Pretoria’s Union Buildings, the official seat of the national government, house the offices of the South African president and are located atop the Meintjieskop in the Arcadia suburb of Tshwane. An important South African heritage site, the impressive building is surrounded by pretty terraced gardens that offer panoramic views over the city.
The Union Buildings are one of the most recognisable and impressive heritage landmarks in Tshwane. The 285m-long sandstone building was designed by Sir Herbert Baker in 1910 to mark the Union of South Africa. The neo-classical design of the semi-circular building reflects the British imperial tastes of the time and the site itself, high on a central ridge looking out over the city, was chosen thanks to its similarity to the location of the acropolis in Athens. The two wings of the building and their twin domed towers are said to represent the Afrikaans and English languages, joined together by a central curved courtyard, symbolic of the union of the communities following years of war.

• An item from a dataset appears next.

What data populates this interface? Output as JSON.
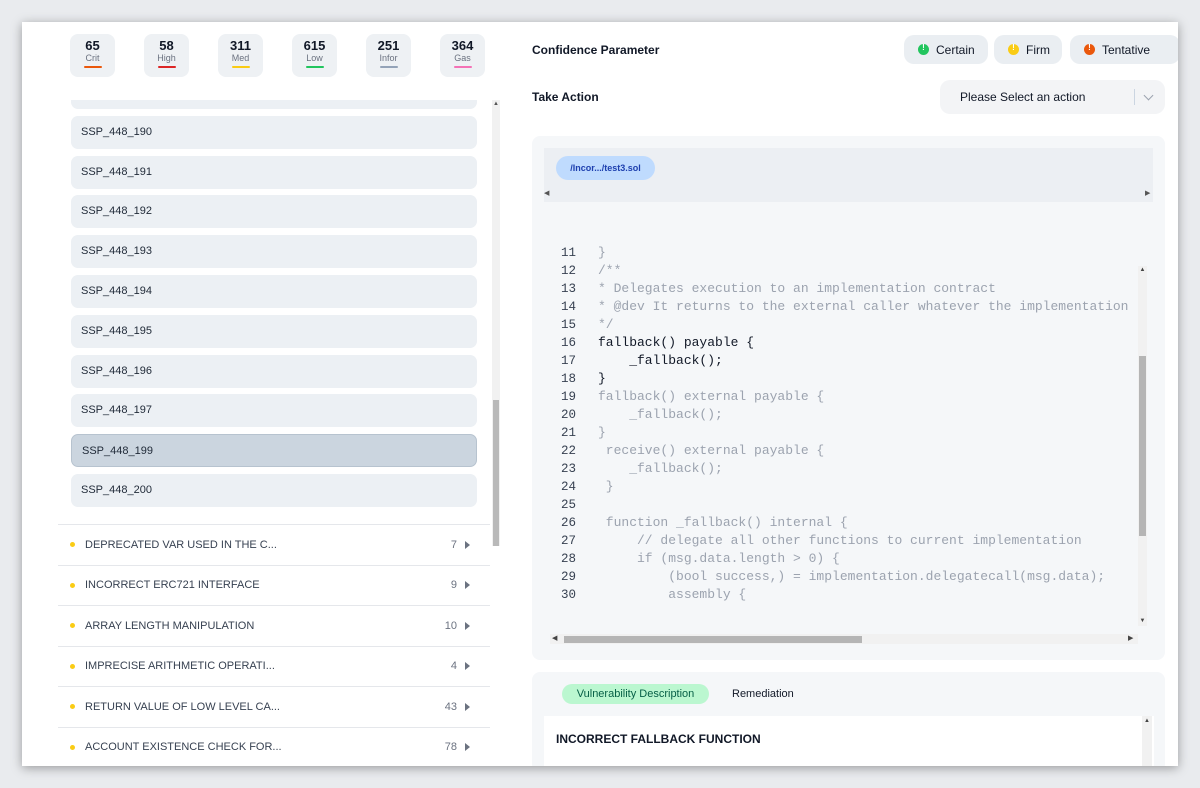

The Union Buildings have been the backdrop for some of the country’s most pivotal moments, such as the 20 000-strong march on 9 August 1956, led by South African women of all races protesting against the apartheid pass laws. For international visitors this iconic building is most memorable as the place where Nelson Mandela was inaugurated in 1994 as the first democratically elected leader of South Africa, a moment which was screened live on television to millions of viewers across the world.
Unfortunately, you cannot go inside the buildings themselves, but visitors are free to explore the terraced gardens that look out over the city. The gardens are a particularly popular place for family picnics or to have wedding photos taken and also often function as the venue for major concerts and festivals.
Within the gardens you’ll find various monuments to important historic South African figures, including a monument of General Louis Botha riding his horse and an imposing 9m-tall bronze statue of Nelson Mandela that was unveiled here just after his death in 2013.